Ottawa Citizen

GRIM JOB FOR OTTAWA MPP

Fraser interim Liberal leader

- DAVID REEVELY dreevely@postmedia.com Twitter.com/davidreeve­ly

Ontario Liberals need to look closely at how they fell so far out of contention in this spring ’s election before they stand any chance of climbing back, says the party’s new interim leader, Ottawa South MPP John Fraser.

“Clearly, in the campaign, something went wrong,” he said. “We spent in the neighbourh­ood of $10 million for seven seats, so Liberals will need some answers in that regard. And then we need to do some soul-searching about what went wrong in the campaign, or how we did before the campaign.”

Fraser, who kept his seat by a bigger margin than many expected in the election last week, was the unanimous choice of the Liberals’ diminished caucus to start picking up the pieces. A vote of riding-associatio­n presidents and the party executives confirmed him as interim leader Thursday evening.

Even a week after the election that turfed the government led by Kathleen Wynne, Fraser sounds exhausted over the phone. His voice is rough and he apologizes for his lingering case of campaign brain.

An interim leader’s job is grim: Lay off the people the party can’t afford and make the cuts that have to be made so that when a new leader comes in the worst of the blood has been let. Make sure the people who say they knew all along the enterprise was doomed feel as though they’ve been heard, but don’t let them take over.

“We have to do that postmortem. We can’t move on and rebuild unless we have a very open discussion among Liberals about what went wrong,” Fraser said.

Parties customaril­y turn to elder statesmen for this. A competent ex-minister, ideally, without strong attachment­s to any party faction. Fraser doesn’t quite fit this bill, with less than five years in the legislatur­e and no cabinet experience.

But he was Dalton McGuinty’s local lieutenant in Ottawa South for many years before being elected himself after McGuinty quit politics. Under Wynne he took on sub-cabinet duties under two health ministers, shepherdin­g the government’s work on palliative care. Important and delicate, not a lot of fun. He’s avuncular and always seems pleased to be wherever he happens to find himself.

“I’m a consensus-builder. I work well with people on all sides of the legislatur­e,” Fraser said. “Monday morning, I’m participat­ing the orientatio­n of new MPPs. None of them are Liberals. That’s because I firmly believe that all legislator­s have a duty to the people we serve and all legislator­s should get off on the right foot.”

The Liberal party also, frankly, doesn’t have a bunch of options.

Michael Gravelle of Thunder Bay-Superior North, with 23 years in the legislatur­e and two cabinet posts behind him, checks the boxes, but he’s also fought cancer and more recently severe depression, and the interim leadership demands a whole lot of travel and time in Toronto.

Other remaining Liberal MPPs have even less elected experience or thoughts of running for the leadership themselves. By taking on the interim job, Fraser removes himself from that discussion.

The Liberal party is plumbing almost unpreceden­ted depths in popularity and seat count. Fundraisin­g collapsed last year as the smell of defeat settled, but the party spent through much of the spring campaign as if it had a chance.

“We work to ensure that our financial — that we have stability in the party, both from an organizati­onal and a financial perspectiv­e, going forward,” Fraser said. He thinks the party’s finances are OK but hasn’t seen the full picture.

Fraser will try to convince the winning Progressiv­e Conservati­ves the Liberals deserve standing as an official party in the legislatur­e, with funding and question-period time and rights to places on committees, and might well not get it.

“I think the million people who voted for us deserve to have that representa­tion,” Fraser said. (The Liberals got more than 19 per cent of the provincewi­de vote but fewer than six per cent of the seats.)

We can’t move on and rebuild unless we have a very open discussion among Liberals about what went wrong.
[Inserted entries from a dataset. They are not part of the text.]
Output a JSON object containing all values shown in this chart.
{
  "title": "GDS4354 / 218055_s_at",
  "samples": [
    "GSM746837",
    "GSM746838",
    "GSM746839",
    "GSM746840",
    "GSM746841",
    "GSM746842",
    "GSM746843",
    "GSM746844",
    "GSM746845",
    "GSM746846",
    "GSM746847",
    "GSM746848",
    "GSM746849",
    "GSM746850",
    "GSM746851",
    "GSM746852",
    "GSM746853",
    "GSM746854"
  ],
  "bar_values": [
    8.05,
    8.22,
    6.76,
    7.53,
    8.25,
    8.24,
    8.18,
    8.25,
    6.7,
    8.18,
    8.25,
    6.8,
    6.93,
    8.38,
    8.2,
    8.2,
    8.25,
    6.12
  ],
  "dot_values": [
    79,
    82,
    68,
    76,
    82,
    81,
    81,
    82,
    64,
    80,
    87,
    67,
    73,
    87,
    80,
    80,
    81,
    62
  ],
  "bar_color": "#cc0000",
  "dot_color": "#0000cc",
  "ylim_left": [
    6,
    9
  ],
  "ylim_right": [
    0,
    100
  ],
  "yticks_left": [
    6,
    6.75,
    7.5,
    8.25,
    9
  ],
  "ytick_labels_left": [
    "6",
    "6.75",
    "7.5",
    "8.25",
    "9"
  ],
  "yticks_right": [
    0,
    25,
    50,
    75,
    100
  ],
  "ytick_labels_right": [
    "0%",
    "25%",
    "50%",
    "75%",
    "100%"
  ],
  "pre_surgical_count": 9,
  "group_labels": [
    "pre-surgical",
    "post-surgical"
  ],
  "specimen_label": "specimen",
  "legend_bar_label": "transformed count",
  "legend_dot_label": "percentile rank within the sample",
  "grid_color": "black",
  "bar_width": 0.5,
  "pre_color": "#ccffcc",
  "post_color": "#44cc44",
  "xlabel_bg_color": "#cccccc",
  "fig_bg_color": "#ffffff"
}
Then it’ll be time to think about how the party will choose a long-term successor for Wynne — quickly or slowly, by what kind of voting, with a big open race or with rules that make big demands of would-be candidates. Those decisions will be up to the party executive, while Fraser wields the mop.

“I have very deep roots in the party. I’ve been a member since I was a teenager. I’ve worked for the former premier. I’ve run campaigns. I’ve been a riding executive. I have a deep history in the party, so I know it well. It’s a proud party that I think represents the values of Ontarians,” Fraser said. “I think that Ontarians still want us to fight for that.”